Denoising Autoencoder Normalization for Large-Scale Untargeted Metabolomics by Gas Chromatography-Mass Spectrometry

Affiliations

Denoising Autoencoder Normalization for Large-Scale Untargeted Metabolomics by Gas Chromatography-Mass Spectrometry

Ying Zhang et al. Metabolites. .

Abstract

Large-scale metabolomics assays are widely used in epidemiology for biomarker discovery and risk assessments. However, systematic errors introduced by instrumental signal drifting pose a big challenge in large-scale assays, especially for derivatization-based gas chromatography-mass spectrometry (GC-MS). Here, we compare the results of different normalization methods for a study with more than 4000 human plasma samples involved in a type 2 diabetes cohort study, in addition to 413 pooled quality control (QC) samples, 413 commercial pooled plasma samples, and a set of 25 stable isotope-labeled internal standards used for every sample. Data acquisition was conducted across 1.2 years, including seven column changes. In total, 413 pooled QC (training) and 413 BioIVT samples (validation) were used for normalization comparisons. Surprisingly, neither internal standards nor sum-based normalizations yielded median precision of less than 30% across all 563 metabolite annotations. While the machine-learning-based SERRF algorithm gave 19% median precision based on the pooled quality control samples, external cross-validation with BioIVT plasma pools yielded a median 34% relative standard deviation (RSD).
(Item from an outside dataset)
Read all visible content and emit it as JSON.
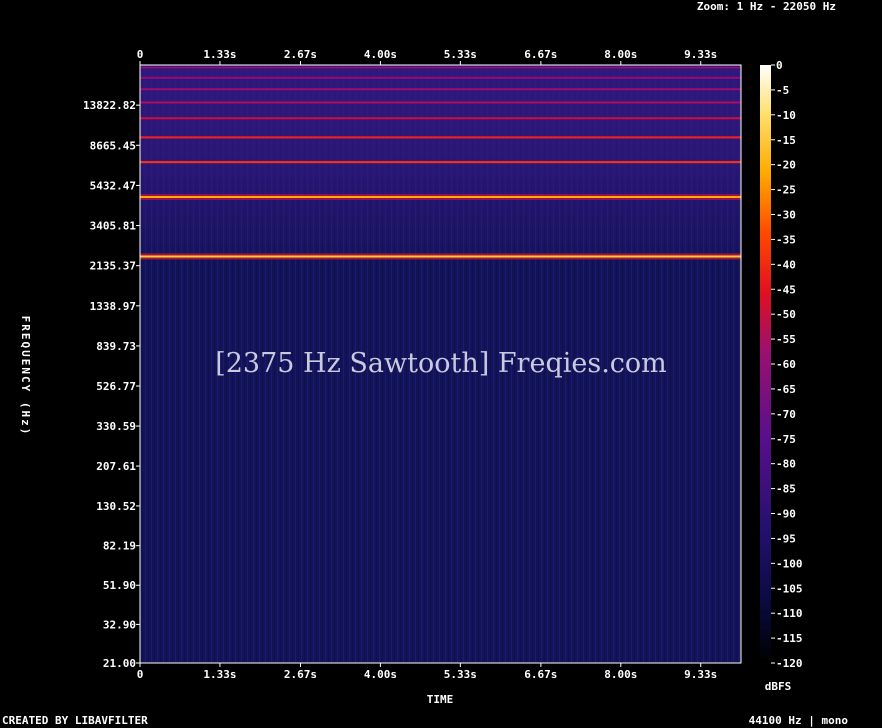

We developed a new method: systematic error reduction by denoising autoencoder (SERDA). SERDA lowered the median standard deviations of the training QC samples down to 16% RSD, yielding an overall error of 19% RSD when applied to the independent BioIVT validation QC samples. This is the largest study on GC-MS metabolomics ever reported, demonstrating that technical errors can be normalized and handled effectively for this assay. SERDA was further validated on two additional large-scale GC-MS-based human plasma metabolomics studies, confirming the superior performance of SERDA over SERRF or sum normalizations.

Keywords: GC–MS; data normalization; derivatization; primary metabolism; statistics.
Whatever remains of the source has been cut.